Louis sourit et raconta à Luigi l'histoire du cadre sauvé des flammes et sa joie en apprenant la mort du collabo.

_ Mais je ne savais pas que c'était à cette ordure que tu devais ta déportation toi aussi. Trinquons !

_ Bon la suite, poursuivit Luigi. Je suis bien placé pour me plaindre de ce salaud d'Ichon, de son pote ce dégueulasse de maire Hugues Single, et aussi de leur complice ce René Fit le conseiller général. Bref. Ces trois là nous mènent la vie dure. Impossible de rester une nuit dans le coin, ils envoient les flics nous chasser, et quand ce ne sont pas les flics se sont des milices de commerçants avec des chiens.

Il tendit son verre qui fut rempli, les deux autres aussi.

Luigi poursuivit :

_ Maintenant venons-en au fait.Vous ne connaissez pas mon neveu Rodrigo, mais lui il sait quelque chose sur vous.


A SUIVRE...

dimanche 15 mars 2015

massacre 32




32

Résumé : Je n'ai toujours pas reçu le moindre retour de cette pétition ! Je vous préviens, il n'est pas certain, si les choses vont ce train, que vous ayez la fin de cette passionnante histoire.


Louis Grandclerc arriva à cet instant. Il comprit tout de suite en voyant Balthazar très ému, assis sur le lit, une lettre parfumée dans les mains.

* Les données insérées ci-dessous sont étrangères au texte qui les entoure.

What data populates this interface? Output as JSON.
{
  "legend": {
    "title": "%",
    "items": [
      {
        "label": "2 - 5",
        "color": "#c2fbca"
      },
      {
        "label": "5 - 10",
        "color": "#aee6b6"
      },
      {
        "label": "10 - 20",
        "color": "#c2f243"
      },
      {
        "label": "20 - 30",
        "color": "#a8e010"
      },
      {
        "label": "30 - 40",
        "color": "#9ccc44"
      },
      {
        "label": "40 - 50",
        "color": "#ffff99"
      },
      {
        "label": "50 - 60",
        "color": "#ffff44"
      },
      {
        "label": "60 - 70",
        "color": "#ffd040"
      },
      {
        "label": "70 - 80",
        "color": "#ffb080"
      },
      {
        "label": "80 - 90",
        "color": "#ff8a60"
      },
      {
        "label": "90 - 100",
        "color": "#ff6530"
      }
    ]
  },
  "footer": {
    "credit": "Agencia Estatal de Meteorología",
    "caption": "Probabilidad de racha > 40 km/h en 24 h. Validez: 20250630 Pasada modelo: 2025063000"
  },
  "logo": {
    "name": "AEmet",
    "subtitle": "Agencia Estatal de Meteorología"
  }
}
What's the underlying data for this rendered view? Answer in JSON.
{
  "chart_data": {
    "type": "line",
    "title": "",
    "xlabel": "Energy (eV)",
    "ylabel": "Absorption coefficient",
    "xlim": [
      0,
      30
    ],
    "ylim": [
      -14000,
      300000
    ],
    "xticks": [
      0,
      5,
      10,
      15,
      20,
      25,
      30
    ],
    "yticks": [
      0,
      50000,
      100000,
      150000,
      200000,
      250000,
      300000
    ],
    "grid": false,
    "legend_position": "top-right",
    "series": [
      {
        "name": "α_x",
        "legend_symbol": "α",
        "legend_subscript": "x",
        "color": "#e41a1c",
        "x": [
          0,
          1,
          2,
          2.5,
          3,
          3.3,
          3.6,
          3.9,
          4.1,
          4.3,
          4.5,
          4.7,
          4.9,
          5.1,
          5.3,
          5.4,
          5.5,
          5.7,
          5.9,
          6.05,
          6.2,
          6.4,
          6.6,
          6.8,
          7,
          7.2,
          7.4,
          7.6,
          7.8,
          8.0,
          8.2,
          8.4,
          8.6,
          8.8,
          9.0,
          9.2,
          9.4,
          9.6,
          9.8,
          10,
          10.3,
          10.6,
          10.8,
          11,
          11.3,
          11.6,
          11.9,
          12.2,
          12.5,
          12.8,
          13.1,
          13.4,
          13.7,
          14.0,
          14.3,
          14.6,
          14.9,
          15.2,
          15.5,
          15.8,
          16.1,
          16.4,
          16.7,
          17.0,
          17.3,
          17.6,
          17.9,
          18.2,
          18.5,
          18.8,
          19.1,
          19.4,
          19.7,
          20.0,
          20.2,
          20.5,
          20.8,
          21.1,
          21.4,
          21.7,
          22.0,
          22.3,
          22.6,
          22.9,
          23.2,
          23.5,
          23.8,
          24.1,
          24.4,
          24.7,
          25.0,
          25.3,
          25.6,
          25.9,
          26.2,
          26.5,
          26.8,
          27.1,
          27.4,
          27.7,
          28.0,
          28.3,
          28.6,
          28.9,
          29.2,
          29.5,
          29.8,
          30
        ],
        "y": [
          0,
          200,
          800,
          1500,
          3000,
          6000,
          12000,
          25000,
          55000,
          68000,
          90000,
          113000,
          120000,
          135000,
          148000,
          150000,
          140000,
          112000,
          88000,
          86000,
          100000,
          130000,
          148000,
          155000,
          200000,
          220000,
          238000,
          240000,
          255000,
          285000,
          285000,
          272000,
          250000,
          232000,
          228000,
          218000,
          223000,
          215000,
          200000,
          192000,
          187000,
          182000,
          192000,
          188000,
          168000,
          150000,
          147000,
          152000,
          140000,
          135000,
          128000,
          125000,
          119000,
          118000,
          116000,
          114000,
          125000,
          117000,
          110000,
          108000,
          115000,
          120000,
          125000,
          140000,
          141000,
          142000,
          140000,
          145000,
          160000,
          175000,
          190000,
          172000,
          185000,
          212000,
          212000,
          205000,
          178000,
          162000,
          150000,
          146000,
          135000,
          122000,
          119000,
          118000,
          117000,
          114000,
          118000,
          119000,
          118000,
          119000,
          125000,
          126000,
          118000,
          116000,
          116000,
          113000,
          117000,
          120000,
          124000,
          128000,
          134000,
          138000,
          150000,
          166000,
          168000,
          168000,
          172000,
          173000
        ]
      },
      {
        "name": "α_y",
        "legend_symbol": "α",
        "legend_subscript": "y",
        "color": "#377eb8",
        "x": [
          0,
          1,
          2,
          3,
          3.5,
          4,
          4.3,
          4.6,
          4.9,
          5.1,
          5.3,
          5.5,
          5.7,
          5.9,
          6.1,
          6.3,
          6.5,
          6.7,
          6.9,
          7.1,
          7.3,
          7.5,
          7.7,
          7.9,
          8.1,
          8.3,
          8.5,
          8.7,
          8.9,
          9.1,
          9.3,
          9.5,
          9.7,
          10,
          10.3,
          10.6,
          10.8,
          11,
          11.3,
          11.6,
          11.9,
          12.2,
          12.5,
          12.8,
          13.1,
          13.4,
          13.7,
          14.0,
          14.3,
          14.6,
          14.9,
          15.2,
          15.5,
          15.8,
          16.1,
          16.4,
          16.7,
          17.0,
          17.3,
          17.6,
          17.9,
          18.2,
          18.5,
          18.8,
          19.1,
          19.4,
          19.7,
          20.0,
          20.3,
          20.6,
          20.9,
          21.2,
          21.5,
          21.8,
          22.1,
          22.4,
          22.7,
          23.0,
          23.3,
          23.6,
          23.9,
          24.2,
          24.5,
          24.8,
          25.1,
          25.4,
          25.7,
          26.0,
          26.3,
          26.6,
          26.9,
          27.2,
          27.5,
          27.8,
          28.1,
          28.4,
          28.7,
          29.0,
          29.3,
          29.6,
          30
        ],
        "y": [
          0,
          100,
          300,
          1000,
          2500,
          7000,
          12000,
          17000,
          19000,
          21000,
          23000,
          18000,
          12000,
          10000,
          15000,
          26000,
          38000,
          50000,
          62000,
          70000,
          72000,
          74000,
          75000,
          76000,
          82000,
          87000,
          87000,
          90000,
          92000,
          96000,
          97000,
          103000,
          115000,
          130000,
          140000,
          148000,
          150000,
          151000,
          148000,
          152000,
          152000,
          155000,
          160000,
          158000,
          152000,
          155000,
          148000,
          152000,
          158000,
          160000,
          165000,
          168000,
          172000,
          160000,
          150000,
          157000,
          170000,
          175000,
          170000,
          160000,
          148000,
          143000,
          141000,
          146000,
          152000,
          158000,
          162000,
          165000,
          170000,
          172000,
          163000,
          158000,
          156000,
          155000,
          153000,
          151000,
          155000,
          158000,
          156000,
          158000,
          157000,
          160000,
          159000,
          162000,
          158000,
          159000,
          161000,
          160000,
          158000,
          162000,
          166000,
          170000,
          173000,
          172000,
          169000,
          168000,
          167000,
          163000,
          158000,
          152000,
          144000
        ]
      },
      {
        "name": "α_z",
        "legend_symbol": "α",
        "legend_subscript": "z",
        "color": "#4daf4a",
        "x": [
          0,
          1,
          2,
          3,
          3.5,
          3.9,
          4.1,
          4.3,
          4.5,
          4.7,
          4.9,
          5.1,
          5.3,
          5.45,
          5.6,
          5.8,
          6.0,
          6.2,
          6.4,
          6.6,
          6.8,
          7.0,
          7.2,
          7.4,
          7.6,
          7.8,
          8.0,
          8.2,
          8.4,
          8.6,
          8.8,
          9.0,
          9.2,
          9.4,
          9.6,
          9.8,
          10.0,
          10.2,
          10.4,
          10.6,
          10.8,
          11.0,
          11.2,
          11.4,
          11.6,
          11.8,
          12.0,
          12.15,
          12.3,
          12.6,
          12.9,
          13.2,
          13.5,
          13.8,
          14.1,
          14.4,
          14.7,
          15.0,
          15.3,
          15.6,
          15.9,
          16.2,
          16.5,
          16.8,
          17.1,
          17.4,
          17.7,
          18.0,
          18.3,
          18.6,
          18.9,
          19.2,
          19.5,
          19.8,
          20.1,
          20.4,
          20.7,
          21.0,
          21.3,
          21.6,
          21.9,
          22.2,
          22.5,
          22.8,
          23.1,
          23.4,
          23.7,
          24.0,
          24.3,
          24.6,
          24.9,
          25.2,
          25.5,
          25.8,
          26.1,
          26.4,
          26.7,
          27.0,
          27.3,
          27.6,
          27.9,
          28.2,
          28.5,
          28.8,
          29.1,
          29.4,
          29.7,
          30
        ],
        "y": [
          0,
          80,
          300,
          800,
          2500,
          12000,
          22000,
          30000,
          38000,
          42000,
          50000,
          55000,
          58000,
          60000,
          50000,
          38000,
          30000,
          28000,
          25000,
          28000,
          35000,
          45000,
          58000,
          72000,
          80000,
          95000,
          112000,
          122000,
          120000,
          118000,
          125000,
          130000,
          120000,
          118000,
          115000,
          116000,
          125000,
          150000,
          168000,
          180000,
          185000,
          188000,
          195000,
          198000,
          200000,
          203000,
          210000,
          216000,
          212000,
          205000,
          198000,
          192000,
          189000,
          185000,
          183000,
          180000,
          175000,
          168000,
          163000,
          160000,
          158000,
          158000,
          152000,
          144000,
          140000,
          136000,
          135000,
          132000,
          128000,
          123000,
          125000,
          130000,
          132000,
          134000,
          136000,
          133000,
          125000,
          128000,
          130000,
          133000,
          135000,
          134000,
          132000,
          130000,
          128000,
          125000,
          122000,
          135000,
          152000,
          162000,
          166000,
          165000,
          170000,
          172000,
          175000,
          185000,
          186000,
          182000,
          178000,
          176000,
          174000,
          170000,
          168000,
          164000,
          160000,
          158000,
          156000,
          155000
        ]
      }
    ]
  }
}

_ Ah je me doutais bien que vous fouilleriez dans mes affaires. Vous êtes journaliste, donc curieux en dépit d'un fin vernis d'éducation. Mais je ne vous en veux pas. Si j'ai laissé ici ces cartons, avec au fond de l'un d'eux cette lettre, c'était bien pour que vous la trouviez. Je me dis même que vous avez mis bien du temps.
_ Mais alors ?
_ Oui mon vieux Carlota est vivante, elle est en Patagonie. Elle a habité ici dans cette chambre plusieurs mois avant qu'on trouve le moyen de lui fournir un billet sur un cargo transporteur de bois. Cap sur le Brésil, et ensuite...
_ Attendez... Attendez... vous dites « on ».
_ Vous imaginez bien que je ne suis pas si seul Balthazar ? Vous n'êtes pas naïf à ce point quand même !
_ Attendez... Attendez... Une organisation ? Une organisation anarchiste ?
_ Vous n'avez pas besoin de savoir.
_ Attendez... Attendez... Carlota ne pas être vivante ! J'étais là ! Elle a abattu plusieurs patrons au hasard à Thouars, elle était plus efficace que les syndicats, elle a été traquée, elle s'est réfugiée dans un immeuble abandonné, avant que l'assaut ne soit donné tout a explosé, tout a brûlé ! On a même trouvé des ossements de femmes dans les décombres ! C'est impossible !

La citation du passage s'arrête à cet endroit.